Ma lui nulla, non si fermava manco se di fronte aveva l’inesorabile, l’invalicabile, l’insormontabile. Ma a correre troppo, forse, a volte, ci si frega. Si brucia il proprio potenziale. Si va oltre le proprie aspettative che non corrono come la mente, ma giustamente procedono seguendo una filosofia, un iter definito, una strada che a volte è una serie costante, continua di curve e controcurve. Un percorso accidentato che non si lo può percorrere con una fuoriserie, con un bolide. Ma che andrebbe affrontato, dicono i saggi vecchi, con un’utilitaria. Un mezzo adatto al terreno sul quale ci si trova. Per non fare la fine dell’elefante in una cristalleria. D’altronde il terreno "diverso", il terreno nemico può essere ostile, ma non difficile da affrontare, conoscere. Ma spesso, almeno per chi non ha la scaltrezza, la malizia di uno scapestrato, le insidie che si nascondo dietro a ogni sasso, sotto a ogni granello d’asfalto non sono facilmente distinguibili, evitabili, superabili. E non superare il problema vuol dire ritrovarselo, più avanti, più grande ancora di quello che è, di quello che ce lo si era immaginato. E allora sì che diventa davvero dura farcela. Un’impresa, quasi impossibile. Un traguardo che neppure si intravede. Un obiettivo, messo a priori nel mirino del proprio sguardo ma poi sfocato a causa di una distrazione che ha fatto, involontariamente, corregge l’angolo di tiro. E non lo centri più. Lo perdi dal mirino.
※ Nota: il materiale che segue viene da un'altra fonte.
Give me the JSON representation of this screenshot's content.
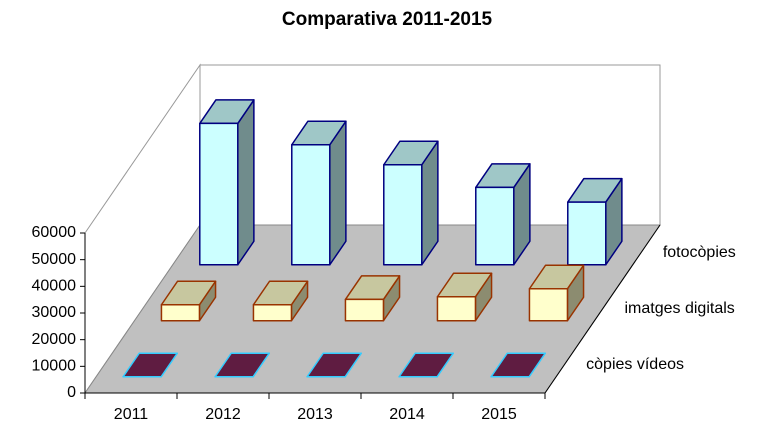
{
  "chart_data": {
    "type": "bar3d",
    "title": "Comparativa 2011-2015",
    "categories": [
      "2011",
      "2012",
      "2013",
      "2014",
      "2015"
    ],
    "series": [
      {
        "name": "còpies vídeos",
        "color": "#7a2453",
        "edge": "#33ccff",
        "values": [
          0,
          0,
          0,
          0,
          0
        ]
      },
      {
        "name": "imatges digitals",
        "color": "#ffffcc",
        "edge": "#993300",
        "values": [
          6000,
          6000,
          8000,
          9000,
          12000
        ]
      },
      {
        "name": "fotocòpies",
        "color": "#ccffff",
        "edge": "#000080",
        "values": [
          53000,
          45000,
          37500,
          29000,
          23500
        ]
      }
    ],
    "ylim": [
      0,
      60000
    ],
    "yticks": [
      0,
      10000,
      20000,
      30000,
      40000,
      50000,
      60000
    ]
  }
}
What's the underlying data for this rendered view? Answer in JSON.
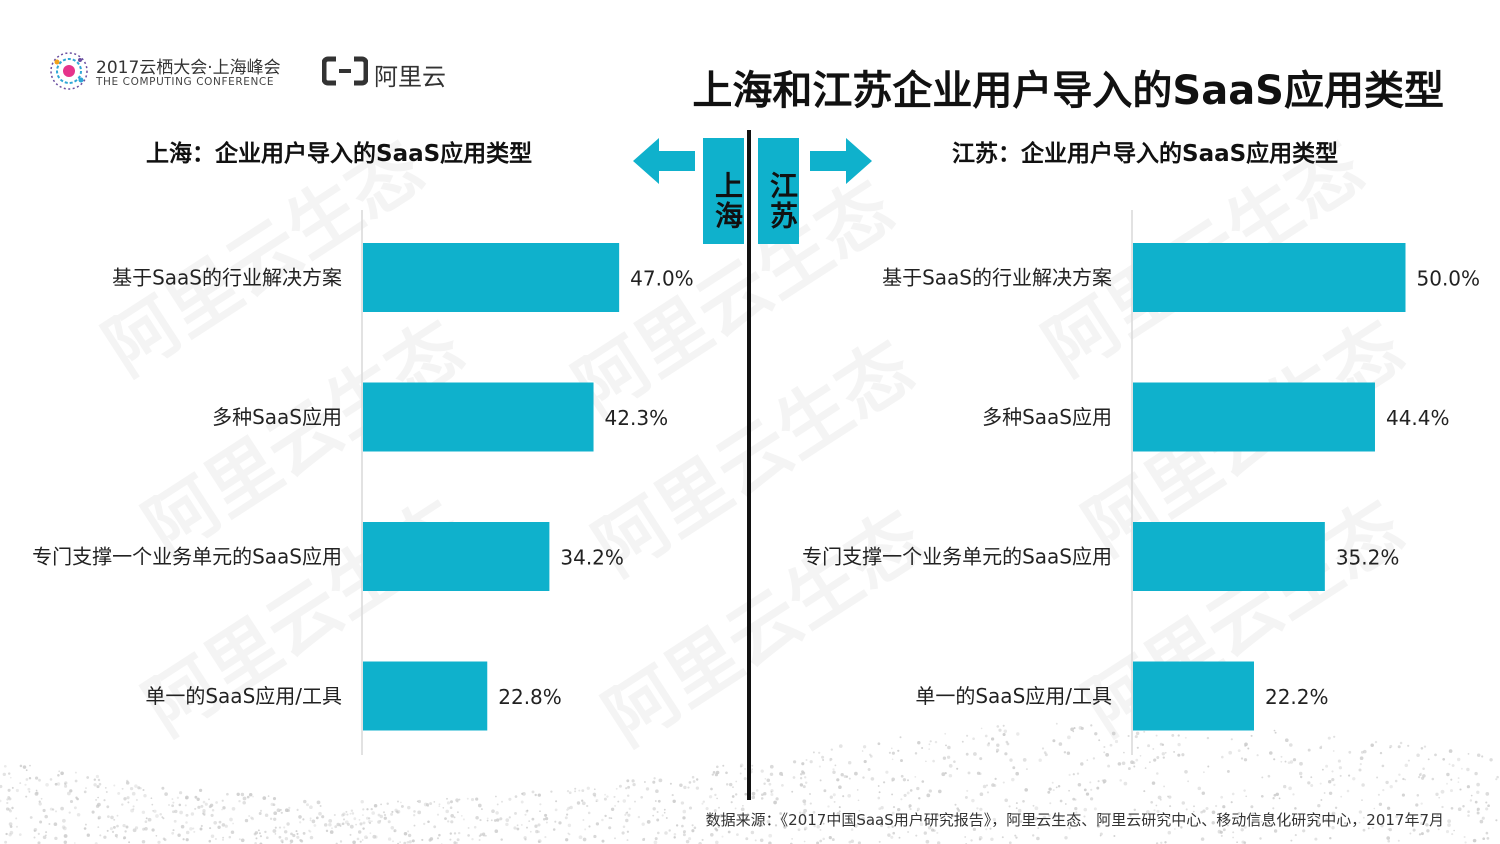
{
  "header": {
    "conference_title": "2017云栖大会·上海峰会",
    "conference_subtitle": "THE COMPUTING CONFERENCE",
    "brand": "阿里云"
  },
  "main_title": "上海和江苏企业用户导入的SaaS应用类型",
  "regions": {
    "left": "上海",
    "right": "江苏"
  },
  "watermark_text": "阿里云生态",
  "chart_data": [
    {
      "type": "bar",
      "orientation": "horizontal",
      "title": "上海：企业用户导入的SaaS应用类型",
      "categories": [
        "基于SaaS的行业解决方案",
        "多种SaaS应用",
        "专门支撑一个业务单元的SaaS应用",
        "单一的SaaS应用/工具"
      ],
      "values": [
        47.0,
        42.3,
        34.2,
        22.8
      ],
      "data_labels": [
        "47.0%",
        "42.3%",
        "34.2%",
        "22.8%"
      ],
      "xlim": [
        0,
        100
      ],
      "color": "#0fb1cc"
    },
    {
      "type": "bar",
      "orientation": "horizontal",
      "title": "江苏：企业用户导入的SaaS应用类型",
      "categories": [
        "基于SaaS的行业解决方案",
        "多种SaaS应用",
        "专门支撑一个业务单元的SaaS应用",
        "单一的SaaS应用/工具"
      ],
      "values": [
        50.0,
        44.4,
        35.2,
        22.2
      ],
      "data_labels": [
        "50.0%",
        "44.4%",
        "35.2%",
        "22.2%"
      ],
      "xlim": [
        0,
        100
      ],
      "color": "#0fb1cc"
    }
  ],
  "source": "数据来源：《2017中国SaaS用户研究报告》，阿里云生态、阿里云研究中心、移动信息化研究中心，2017年7月"
}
Tutto questo si è trovato di fronte il nostro. All’improvviso in un giorno di felici pensieri. Ma tutto questo se l’è creato, vestito addosso. Montato e rimontanto. Smontato e rismontato in men che non si dica. E ora che il cielo nebuloso si è rischiarito, o almeno così ha fatto il primo orizzonte, c’è da affrontare la dura realtà. Il naturale scorrere delle cose. Il fiume della vita. L’humus del lavoro.

E la domanda, ovvia, torna alla ribalta. E’ di nuovo realtà viva e quotidiana. Ce la farà? Riuscirà a valicare il monte? A superare il confine? A sbarazzarsi del fardello? A tornare quello di prima? I primi indizi direbbero di no. Vogliamo seguire le tracce? Vogliamo seguire l’istinto? E, allora, diciamocela francamente: non ce la farà. Ne sono sicuri tutti. Ne è convinto lui. Credere in ciò che si fa deve essere la prima cosa, la molla che spinge, che lancia. Non abbracciare totalmente una fede, non essere un integralista del proprio modus laborandi può provocare strane reazioni. Soprattutto, particolarmente, in special modo, può produrre un "giocattolo" che non è quello desiderato. Del resto se la "scatola" funziona perché è stata intagliata, modellata da sapienti ed esperte mani, non è detto che il "pacco" che in essa è contenuto abbia le stesse caratteristiche.

Di chi è l’errore in questo caso? Di chi confeziona, o lo ha già fatto, il pacco? O di chi, e non per voler toglier colpe giuste e meritate al "produttore", non ha controllato, verificato se, durante il processo produttivo, qualcosa non funzionava? Se la scatola ha un suo diametro è giusto che al suo interno contenga un oggetto fatto apposta per esservi inserito lì dentro. Ma se il prodotto è stato confezionato prima, o è in fase di lavorazione, allora si doveva pensare a priori, a costruire un involucro più accogliente. O no? Oppure hanno sempre ragione gli altri. L’hanno sempre vinta loro? Se è così non resta che un’unica, secca, drastica, inoppugnabile conclusione:

il lavoro nobilita, ma distrugge, l’uomo. E la donna, perché no?